The history of currency in the British colony of Saint Lucia closely follows that of the British Eastern Caribbean territories in general. Even though Queen Anne's proclamation of 1704 brought the gold standard to the West Indies, silver pieces of eight (Spanish dollars and later Mexican dollars) continued to form a major portion of the circulating currency right into the latter half of the nineteenth century.

Britain adopted the gold standard in 1821 and an imperial order-in-council of 1838 resulted in Saint Lucia formally adopting the British sterling coinage in the year 1851. However, despite the circulation of British coins in St. Lucia, the silver pieces of eight continued to circulate alongside them and the private sector continued to use dollar accounts for reckoning. The international silver crisis of 1873 signalled the end of the silver dollar era in the West Indies, and silver dollars were demonetized in St. Lucia in 1882. This left a state of affairs, in which the British coinage circulated, being reckoned in dollar accounts at an automatic conversion rate of 1 dollar = 4 shillings 2 pence.

From 1949, with the introduction of the British West Indies dollar, the currency of St. Lucia became officially tied up with that of the British Eastern Caribbean territories in general. The British sterling coinage was eventually replaced by a new decimal coinage in 1955, with the new cent being equal to one half of the old penny.

==History==
From 1851, the British pound circulated on Saint Lucia, replacing the Saint Lucia livre. Sometime after 1882, private banknotes, denominated in dollars, began to be issued on the island. From 1920, some of these notes also bore the value in sterling, with 1 dollar = 4 shillings 2 pence. During this period, no subdivision of the dollar was issued and British coins continued to circulate. The government of Saint Lucia also issued paper money in 1920, denominated in sterling.

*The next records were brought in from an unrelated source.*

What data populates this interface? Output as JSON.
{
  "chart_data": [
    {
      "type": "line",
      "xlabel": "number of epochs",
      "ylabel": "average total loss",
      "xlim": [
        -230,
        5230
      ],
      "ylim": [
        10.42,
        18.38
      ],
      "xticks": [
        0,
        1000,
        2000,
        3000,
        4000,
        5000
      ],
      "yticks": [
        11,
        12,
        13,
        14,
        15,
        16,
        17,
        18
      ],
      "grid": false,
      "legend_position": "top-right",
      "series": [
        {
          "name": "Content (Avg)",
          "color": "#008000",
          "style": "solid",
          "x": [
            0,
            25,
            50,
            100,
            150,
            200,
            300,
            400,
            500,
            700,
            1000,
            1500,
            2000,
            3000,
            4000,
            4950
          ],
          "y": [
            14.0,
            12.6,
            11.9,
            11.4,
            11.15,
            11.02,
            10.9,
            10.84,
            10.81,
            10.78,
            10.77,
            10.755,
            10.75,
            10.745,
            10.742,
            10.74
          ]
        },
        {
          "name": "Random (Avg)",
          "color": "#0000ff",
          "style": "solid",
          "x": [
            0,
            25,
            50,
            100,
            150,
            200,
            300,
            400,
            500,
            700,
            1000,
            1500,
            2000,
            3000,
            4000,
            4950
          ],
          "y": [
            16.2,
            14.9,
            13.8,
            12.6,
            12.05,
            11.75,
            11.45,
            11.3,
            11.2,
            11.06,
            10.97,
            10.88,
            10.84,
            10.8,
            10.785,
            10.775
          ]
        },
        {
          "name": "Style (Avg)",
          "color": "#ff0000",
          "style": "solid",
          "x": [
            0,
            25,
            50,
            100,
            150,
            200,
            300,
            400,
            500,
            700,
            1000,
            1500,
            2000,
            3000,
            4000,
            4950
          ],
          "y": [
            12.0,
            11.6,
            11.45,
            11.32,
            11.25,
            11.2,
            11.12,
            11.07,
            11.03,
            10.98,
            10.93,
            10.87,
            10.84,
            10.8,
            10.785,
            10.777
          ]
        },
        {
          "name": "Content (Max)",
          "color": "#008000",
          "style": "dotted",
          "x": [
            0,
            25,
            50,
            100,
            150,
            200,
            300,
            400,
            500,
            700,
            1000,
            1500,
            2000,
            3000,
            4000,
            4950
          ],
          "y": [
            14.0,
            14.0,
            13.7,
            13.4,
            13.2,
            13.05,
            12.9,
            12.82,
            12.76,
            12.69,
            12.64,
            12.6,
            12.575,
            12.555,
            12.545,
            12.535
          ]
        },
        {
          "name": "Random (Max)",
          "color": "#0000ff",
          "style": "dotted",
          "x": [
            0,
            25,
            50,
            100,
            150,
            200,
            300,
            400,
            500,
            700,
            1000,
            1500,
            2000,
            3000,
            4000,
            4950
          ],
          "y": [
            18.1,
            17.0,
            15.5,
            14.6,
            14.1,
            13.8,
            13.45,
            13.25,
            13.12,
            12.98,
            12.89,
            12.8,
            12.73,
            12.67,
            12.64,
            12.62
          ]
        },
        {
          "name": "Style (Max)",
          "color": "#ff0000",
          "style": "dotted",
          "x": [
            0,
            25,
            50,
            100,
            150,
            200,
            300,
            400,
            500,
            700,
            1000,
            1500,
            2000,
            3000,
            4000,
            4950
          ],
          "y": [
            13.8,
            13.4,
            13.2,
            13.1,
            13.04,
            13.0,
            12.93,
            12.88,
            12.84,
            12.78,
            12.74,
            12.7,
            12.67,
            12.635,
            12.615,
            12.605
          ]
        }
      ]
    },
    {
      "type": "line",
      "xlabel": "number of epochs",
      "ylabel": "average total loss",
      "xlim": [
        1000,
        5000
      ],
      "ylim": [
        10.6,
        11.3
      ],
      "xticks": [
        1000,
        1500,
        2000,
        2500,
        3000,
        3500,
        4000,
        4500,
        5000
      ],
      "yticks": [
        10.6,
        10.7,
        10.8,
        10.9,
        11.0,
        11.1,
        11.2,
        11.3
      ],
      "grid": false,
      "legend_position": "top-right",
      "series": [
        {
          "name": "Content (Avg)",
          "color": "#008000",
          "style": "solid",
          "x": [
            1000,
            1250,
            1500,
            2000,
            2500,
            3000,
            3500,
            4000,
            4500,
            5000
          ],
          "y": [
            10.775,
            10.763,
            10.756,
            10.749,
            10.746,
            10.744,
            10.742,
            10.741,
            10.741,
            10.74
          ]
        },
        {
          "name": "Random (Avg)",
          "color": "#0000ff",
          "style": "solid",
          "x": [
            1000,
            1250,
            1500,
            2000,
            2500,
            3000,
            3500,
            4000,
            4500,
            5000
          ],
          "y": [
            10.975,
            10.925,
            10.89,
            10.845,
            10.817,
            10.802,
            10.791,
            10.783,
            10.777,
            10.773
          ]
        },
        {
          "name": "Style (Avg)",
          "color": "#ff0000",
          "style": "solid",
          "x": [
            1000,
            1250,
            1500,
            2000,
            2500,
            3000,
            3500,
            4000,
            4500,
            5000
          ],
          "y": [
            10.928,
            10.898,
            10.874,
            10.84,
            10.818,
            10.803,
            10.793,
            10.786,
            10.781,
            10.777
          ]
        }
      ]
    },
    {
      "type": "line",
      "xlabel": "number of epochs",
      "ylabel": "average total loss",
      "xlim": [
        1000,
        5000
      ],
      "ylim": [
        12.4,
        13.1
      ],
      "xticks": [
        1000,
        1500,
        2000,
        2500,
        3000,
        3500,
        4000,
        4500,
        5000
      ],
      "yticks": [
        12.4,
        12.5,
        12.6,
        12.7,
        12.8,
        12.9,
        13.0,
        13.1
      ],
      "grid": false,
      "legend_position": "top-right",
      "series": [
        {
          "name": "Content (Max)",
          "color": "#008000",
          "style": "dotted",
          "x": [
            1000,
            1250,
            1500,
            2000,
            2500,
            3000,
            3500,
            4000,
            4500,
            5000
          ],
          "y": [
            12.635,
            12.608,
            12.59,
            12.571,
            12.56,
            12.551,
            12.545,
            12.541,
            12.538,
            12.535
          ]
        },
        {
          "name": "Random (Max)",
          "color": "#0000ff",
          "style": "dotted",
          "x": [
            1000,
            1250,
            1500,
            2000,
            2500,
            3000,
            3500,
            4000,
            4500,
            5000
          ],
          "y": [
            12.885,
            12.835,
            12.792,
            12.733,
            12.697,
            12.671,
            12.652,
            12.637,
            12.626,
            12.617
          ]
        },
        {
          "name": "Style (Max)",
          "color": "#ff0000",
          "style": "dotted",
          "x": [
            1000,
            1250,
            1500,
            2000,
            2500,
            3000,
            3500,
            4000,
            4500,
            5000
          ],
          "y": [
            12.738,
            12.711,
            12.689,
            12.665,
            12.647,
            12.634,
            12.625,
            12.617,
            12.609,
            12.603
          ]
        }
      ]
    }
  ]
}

In 1935, the British West Indies dollar was established, equal in value to the earlier Saint Lucia dollar and other similar issues elsewhere in the British West Indies. The last distinct issues of banknotes were made for Saint Lucia in 1940. Since 1965, the East Caribbean States dollar has circulated.

==Banknotes==
Three banks, the Royal Bank of Canada, the Colonial Bank and Barclays Bank, all issued 5 dollars notes. The Royal Bank of Canada issued notes in 1920, whilst the Colonial Bank issued notes until 1926 and Barclays Bank (which took over the Colonial Bank) issued notes between 1926 and 1940.